There are two cases that still need to be sorted out:

(1) On testwiki - Los Angeles Lakers B is marked as Copyvio:

Screen Shot 2018-11-13 at 4.38.10 PM.png (271×1 px, 71 KB)

It is in the in the 'Potential copyright violation log':
Screen Shot 2018-11-13 at 4.41.34 PM.png (374×971 px, 65 KB)

The copyvio link redirects to the blank CopyPatrol page: https://tools.wmflabs.org/copypatrol/en?filter=all&searchText=Los+Angeles+Lakers+B&searchCriteria=page
Screen Shot 2018-11-13 at 4.45.07 PM.png (549×1 px, 103 KB)

(2) Checking CopyPatrol handling moving Gothic architecture -> Draft:Gothic architecture

Screen Shot 2018-11-13 at 5.01.27 PM.png (550×1 px, 129 KB)

  • moving * Gothic architecture -> Draft:Gothic architecture**: the article is moved and displayed with copyvio on AfC on NPP.

Clicking on copyvio link will display blank CopyPatrol page with marked 'Drafts only` :
https://tools.wmflabs.org/copypatrol/en?filter=all&searchCriteria=page_exact&searchText=Gothic%20architecture&drafts=1&revision=361925

Screen Shot 2018-11-13 at 5.09.10 PM.png (370×1 px, 100 KB)
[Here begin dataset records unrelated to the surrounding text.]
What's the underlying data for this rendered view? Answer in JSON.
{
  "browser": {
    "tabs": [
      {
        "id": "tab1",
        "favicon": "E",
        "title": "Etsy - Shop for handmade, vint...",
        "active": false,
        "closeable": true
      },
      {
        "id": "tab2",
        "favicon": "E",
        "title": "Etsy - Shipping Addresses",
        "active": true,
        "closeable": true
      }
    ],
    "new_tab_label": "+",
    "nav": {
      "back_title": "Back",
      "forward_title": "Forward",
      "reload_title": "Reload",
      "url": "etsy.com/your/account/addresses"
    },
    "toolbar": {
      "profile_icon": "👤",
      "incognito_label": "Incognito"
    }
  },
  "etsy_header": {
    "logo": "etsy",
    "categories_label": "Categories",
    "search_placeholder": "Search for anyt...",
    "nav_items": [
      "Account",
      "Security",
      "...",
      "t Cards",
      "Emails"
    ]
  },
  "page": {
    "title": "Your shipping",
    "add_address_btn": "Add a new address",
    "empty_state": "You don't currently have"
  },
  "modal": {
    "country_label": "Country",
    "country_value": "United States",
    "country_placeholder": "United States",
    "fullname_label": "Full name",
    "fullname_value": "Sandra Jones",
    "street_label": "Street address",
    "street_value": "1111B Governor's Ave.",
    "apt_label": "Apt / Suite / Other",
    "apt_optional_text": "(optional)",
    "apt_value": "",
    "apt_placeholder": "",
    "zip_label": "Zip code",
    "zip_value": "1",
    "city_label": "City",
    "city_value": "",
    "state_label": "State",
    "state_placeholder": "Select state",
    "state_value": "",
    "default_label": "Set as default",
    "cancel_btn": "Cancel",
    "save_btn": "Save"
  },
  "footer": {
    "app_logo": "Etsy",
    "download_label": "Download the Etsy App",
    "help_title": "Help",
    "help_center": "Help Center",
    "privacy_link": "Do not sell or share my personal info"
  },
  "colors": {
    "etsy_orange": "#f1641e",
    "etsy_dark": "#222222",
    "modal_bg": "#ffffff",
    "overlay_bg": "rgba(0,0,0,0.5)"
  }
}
If I un-check the 'Drafts only' check box and re-load the page - all info is displayed correctly. Un-checking the box and re-loading the page is not superintuitive - that's all.

@Etonkovidova what I was trying to say earlier is that this can't really be tested on testwiki since the bot is only posting results to enwiki.

Earlier you asked, (2) where copyright_diffs table exists? -- the answer is on CopyPatrol, outside of enwiki.

The reason you are getting blank pages on CopyPatrol is because the revision ID that you're passing doesn't exist in the copyright_diffs table in CopyPatrol. In production, it should always be there.

The order of operations is:

  1. Eranbot listens to recentchanges feed and analyzes revisions by passing text to iThenticate
  2. Copyvio is found, so Eranbot stores some data in the copyright_diffs table on Toolforge. The diff column on this table contains the revision ID. The CopyPatrol web UI shows results from this database table.
  3. Eranbot then posts data to the PageTriage Copyvio API endpoint, and on enwiki, we store the revision ID from the previous step as the "Copyvio tag" value.
  4. In the PageTriage UI, we generate links for items flagged as having copyvio. Those links contain a query parameter for ?revision={revisionId} where {revisionId} is the value of the copyvio tag that corresponds to the diff column on the copyright_diffs table in CopyPatrol
  5. When you click the link from PageTriage, you're kicked over to CopyPatrol where CopyPatrol runs a SQL query on copyright_diffs. It searches for exact match, draft or not draft, etc. Let's say it finds 0 results. If the revision parameter is set in the URL, then it will _also_ query for diff = {revision}, it would return 1 result, because there will always be a result for the revision ID matching the diff column on the copyright_diffs table.

Thanks, @kostajh - based on

that this can't really be tested on testwiki since the bot is only posting results to enwiki

I am closing as Resolved.